Andersen Consulting becomes Accenture – This estimated $100M rebranding exercise was one of Time Magazine’s Top Ten Worst Corporate Name Changes. The company employed a rebranding technique which branding experts will tell you to assiduously avoid – letting your employees come up with your new name. Accenture, the winner of an internal competition, was intended to connote accent on the future. Sounds more like management consulting jargon.

Scifi Channel becomes Syfy – The company thought that syfy would be the way millennials would text the name. Short. Snappy. Cool. Until you realize that syfy is a slang term for syphilis. One cardinal rule in branding: don’t use a name that can be associated with an std.

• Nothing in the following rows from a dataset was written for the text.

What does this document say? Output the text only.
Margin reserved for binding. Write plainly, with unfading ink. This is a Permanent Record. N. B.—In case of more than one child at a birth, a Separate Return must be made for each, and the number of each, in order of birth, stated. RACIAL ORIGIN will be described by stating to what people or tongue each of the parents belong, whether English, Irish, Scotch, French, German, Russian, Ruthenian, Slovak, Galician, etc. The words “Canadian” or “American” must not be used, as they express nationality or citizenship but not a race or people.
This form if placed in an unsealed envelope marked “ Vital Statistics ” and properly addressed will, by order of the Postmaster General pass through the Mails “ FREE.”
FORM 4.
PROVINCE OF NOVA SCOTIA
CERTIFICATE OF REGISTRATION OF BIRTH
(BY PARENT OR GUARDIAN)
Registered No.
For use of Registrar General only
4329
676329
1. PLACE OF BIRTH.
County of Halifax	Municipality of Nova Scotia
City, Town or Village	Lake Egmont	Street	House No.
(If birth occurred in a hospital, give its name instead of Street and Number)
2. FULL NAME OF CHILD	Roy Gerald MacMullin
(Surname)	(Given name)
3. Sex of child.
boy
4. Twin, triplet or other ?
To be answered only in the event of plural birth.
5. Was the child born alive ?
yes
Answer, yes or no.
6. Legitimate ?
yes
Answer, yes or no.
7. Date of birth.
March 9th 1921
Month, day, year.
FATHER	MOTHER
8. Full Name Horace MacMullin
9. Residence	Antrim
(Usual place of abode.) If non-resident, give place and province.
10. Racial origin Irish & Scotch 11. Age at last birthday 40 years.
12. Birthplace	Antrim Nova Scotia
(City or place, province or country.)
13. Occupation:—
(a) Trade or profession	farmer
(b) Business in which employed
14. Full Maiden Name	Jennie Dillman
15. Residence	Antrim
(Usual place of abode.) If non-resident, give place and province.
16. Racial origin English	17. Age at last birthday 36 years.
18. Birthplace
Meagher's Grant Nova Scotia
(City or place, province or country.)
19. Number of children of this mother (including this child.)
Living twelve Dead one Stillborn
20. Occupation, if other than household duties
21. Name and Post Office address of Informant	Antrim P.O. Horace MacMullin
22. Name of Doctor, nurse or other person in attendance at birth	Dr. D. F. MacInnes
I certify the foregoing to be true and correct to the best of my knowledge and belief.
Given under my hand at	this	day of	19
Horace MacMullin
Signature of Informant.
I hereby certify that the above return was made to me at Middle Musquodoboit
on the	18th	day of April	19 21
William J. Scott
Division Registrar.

Overstock.com becomes o.co – Some brands employ a descriptive name that let’s consumers quickly know what they do. It’s even better when that descriptive name can become synonymous with the category. So why would Overstock.com – a descriptive name, easy to understand, memorable and known by consumers – change its name to o.co? Consumers didn’t get it and the brand reverted to its original name after several months.

Blackwater becomes Xe Services becomes Academi – Blackwater needed to get out from under the dark cloud created by its involvement with the shooting of unarmed Iraqis. But it’s choice for a new name, Xe, left people puzzled by how to pronounce it and what it stood for. Another good rule to keep in mind when creating a name is to use names that are easy to pronounce and look the way they should be pronounced. Most English speaking people are unlikely to know that “Xe” is pronounced “Zee.” The company changed its name again a few years later to Academi after an ownership change. Regardless, the media and others continued to call it by the name it was known by, Blackwater.

Vegemite becomes iSnack 2.0. – One of my favorites from the land down under was when Kraft decided to rebrand its iconic Vegemite Concentrated Yeast Extract. It was 2009 and the ipod and iphone were the rage. And then there was this new phase to the web called 2.0. So, why not name your classic Aussie snack food “iSnack 2.0”? Perfect for the tech world, but what does it have to do with food? Kraft got an earful and changed the name back after 5 days.

Rebranding done right can breathe new life into a company. But it’s easy to get it wrong as these examples show.